In 2012, the first aptamer-based assay was tested in biosamples and it can now measure over 1,300 protein targets simultaneously using only 50 µL of blood (3). This is remarkable throughput considering that multiplexed immunoassays can only measure 10-20 analytes in a single measurement while maintaining analytical validity. While extremely promising, aptamer technology is still not validated for clinical use. There are currently no US FDA-approved/cleared aptamer assays (Pegaptanib is the first therapeutic aptamer approved in 2004), but there are around 40 aptamer-based companies actively engaged in diagnostics and therapeutics research (4). In a recent study, our group compared the performance of one type of aptamer assay, called slow off-rate modified aptamer (SOMAmer), with immunoassays for the measurement of biomarkers of acute kidney injury in urine and plasma collected pre-and post- operation from adult patients undergoing cardiac surgery (5). Overall, out of the 33 biomarkers we compared, 27%, 23% and 50% showed strong, moderate and poor correlation between assay types (aptamer vs immunoassay), respectively. This is not surprising considering most of the markers are research-use only, with a few (like Cystatin C and NGAL) that are clinically used and showing strongest correlation between different assay types. The analytical performance of biomarker measurements used in clinical research varies widely and is often not adequately reported, which explains the poorer correlation between assay types for these markers (6). This can produce conflicting results and hinder the translation of reliable assays into clinical practice (7). Aptamer-based technology should be evaluated further against existing clinical immunoassays and mass spectrometry to assess its potential and validity for use in the clinical research and diagnostics laboratory.


  1. Yalow RS, Berson SA. Immunoassay of endogenous plasma insulin in man. J Clin Invest 1960;39:1157–75.
  2. Tuerk C, Gold L. Systematic evolution of ligands by exponential enrichment: RNA ligands to bacteriophage T4 DNA polymerase. Science. 1990;249:505-10.
  3. Gold L, Walker JJ, Wilcox SK, Williams S. Advances in human proteomics at high scale with the SOMAscan proteomics platform. N Biotechnol 2012;29:543–9.
  4. Kaur H, Bruno JG, Kumar A, Sharma TK. Aptamers in the Therapeutics and Diagnostics Pipelines. Theranostics. 2018;8: 4016–4032.

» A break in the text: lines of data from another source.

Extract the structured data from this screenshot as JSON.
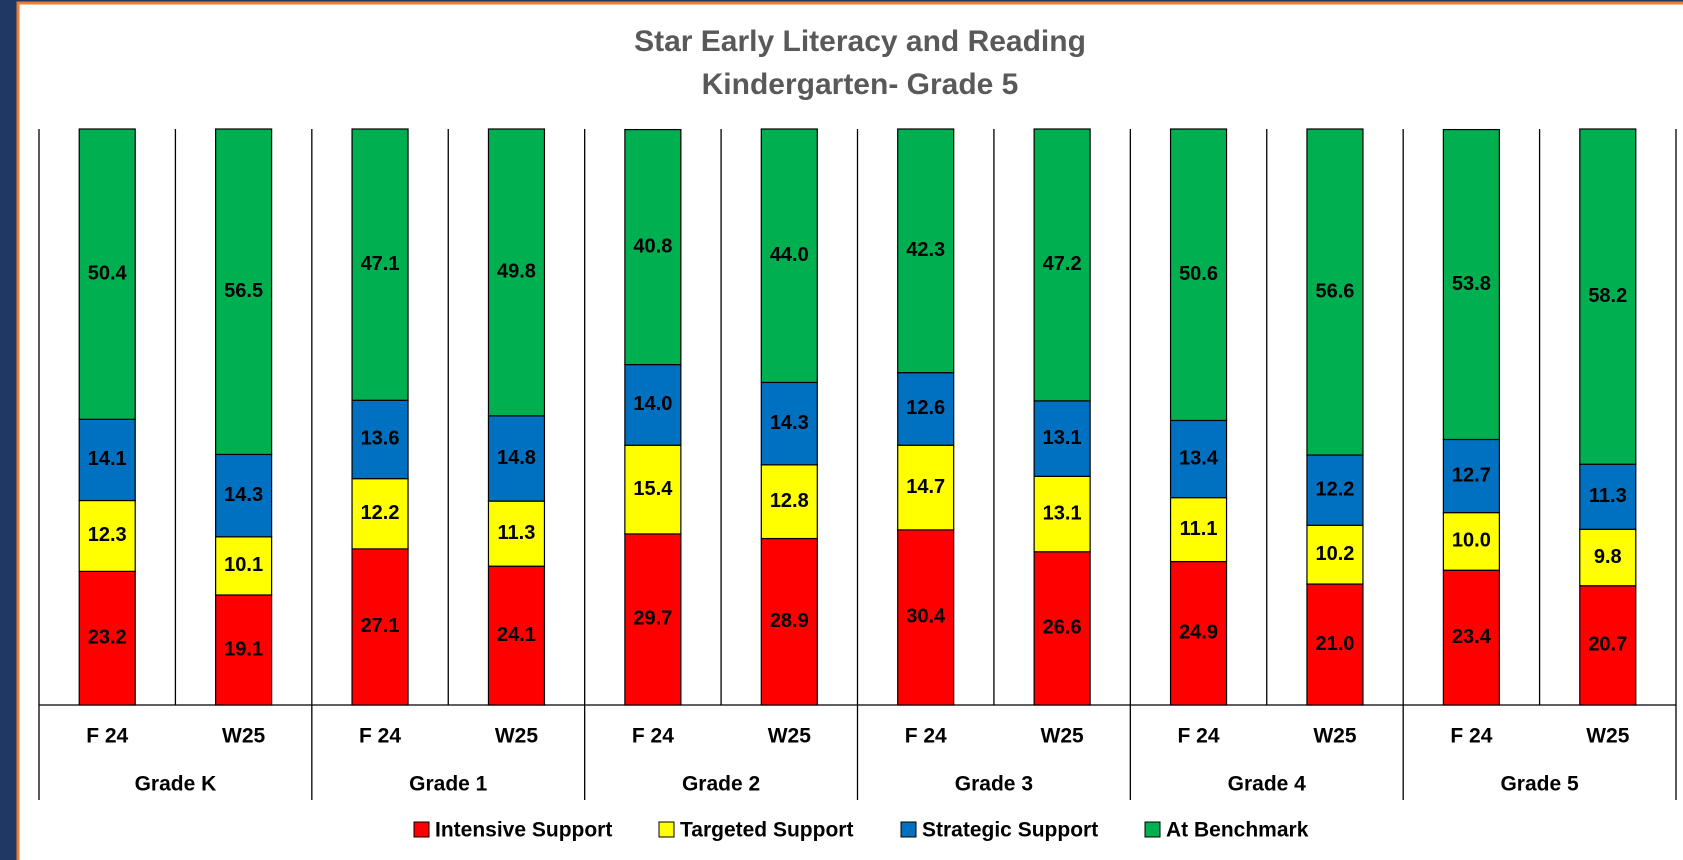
{
  "chart_data": {
    "type": "stacked_bar",
    "title": "Star Early Literacy and Reading",
    "subtitle": "Kindergarten- Grade 5",
    "categories": [
      "F 24",
      "W25",
      "F 24",
      "W25",
      "F 24",
      "W25",
      "F 24",
      "W25",
      "F 24",
      "W25",
      "F 24",
      "W25"
    ],
    "groups": [
      "Grade K",
      "Grade 1",
      "Grade 2",
      "Grade 3",
      "Grade 4",
      "Grade 5"
    ],
    "ylim": [
      0,
      100
    ],
    "legend": "bottom",
    "series": [
      {
        "name": "Intensive Support",
        "color": "#ff0000",
        "values": [
          23.2,
          19.1,
          27.1,
          24.1,
          29.7,
          28.9,
          30.4,
          26.6,
          24.9,
          21.0,
          23.4,
          20.7
        ],
        "value_labels": [
          "23.2",
          "19.1",
          "27.1",
          "24.1",
          "29.7",
          "28.9",
          "30.4",
          "26.6",
          "24.9",
          "21.0",
          "23.4",
          "20.7"
        ]
      },
      {
        "name": "Targeted Support",
        "color": "#ffff00",
        "values": [
          12.3,
          10.1,
          12.2,
          11.3,
          15.4,
          12.8,
          14.7,
          13.1,
          11.1,
          10.2,
          10.0,
          9.8
        ],
        "value_labels": [
          "12.3",
          "10.1",
          "12.2",
          "11.3",
          "15.4",
          "12.8",
          "14.7",
          "13.1",
          "11.1",
          "10.2",
          "10.0",
          "9.8"
        ]
      },
      {
        "name": "Strategic Support",
        "color": "#0070c0",
        "values": [
          14.1,
          14.3,
          13.6,
          14.8,
          14.0,
          14.3,
          12.6,
          13.1,
          13.4,
          12.2,
          12.7,
          11.3
        ],
        "value_labels": [
          "14.1",
          "14.3",
          "13.6",
          "14.8",
          "14.0",
          "14.3",
          "12.6",
          "13.1",
          "13.4",
          "12.2",
          "12.7",
          "11.3"
        ]
      },
      {
        "name": "At Benchmark",
        "color": "#00b050",
        "values": [
          50.4,
          56.5,
          47.1,
          49.8,
          40.8,
          44.0,
          42.3,
          47.2,
          50.6,
          56.6,
          53.8,
          58.2
        ],
        "value_labels": [
          "50.4",
          "56.5",
          "47.1",
          "49.8",
          "40.8",
          "44.0",
          "42.3",
          "47.2",
          "50.6",
          "56.6",
          "53.8",
          "58.2"
        ]
      }
    ]
  }
}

  5. Kukova LZ, Mansour SG, Coca SG, et al. Comparison of Urine and Plasma Biomarker Concentrations Measured by Aptamer-Based versus Immunoassay Methods in Cardiac Surgery Patients. J Appl Lab Med. 2019;4:331-342.
  6. Sun Q, Welsh KJ, Bruns DE et al. Inadequate Reporting of Analytical Characteristics of Biomarkers Used in Clinical Research: A Threat to Interpretation and Replication of Study Findings. Clin Chem. 2019;65:1554-1562.
  7. Bunch DR, El-Khoury JM. Emerging Biomarker of Kidney Disease: suPAR or Subpar? Clin Chem. 2018;64:1545-1547.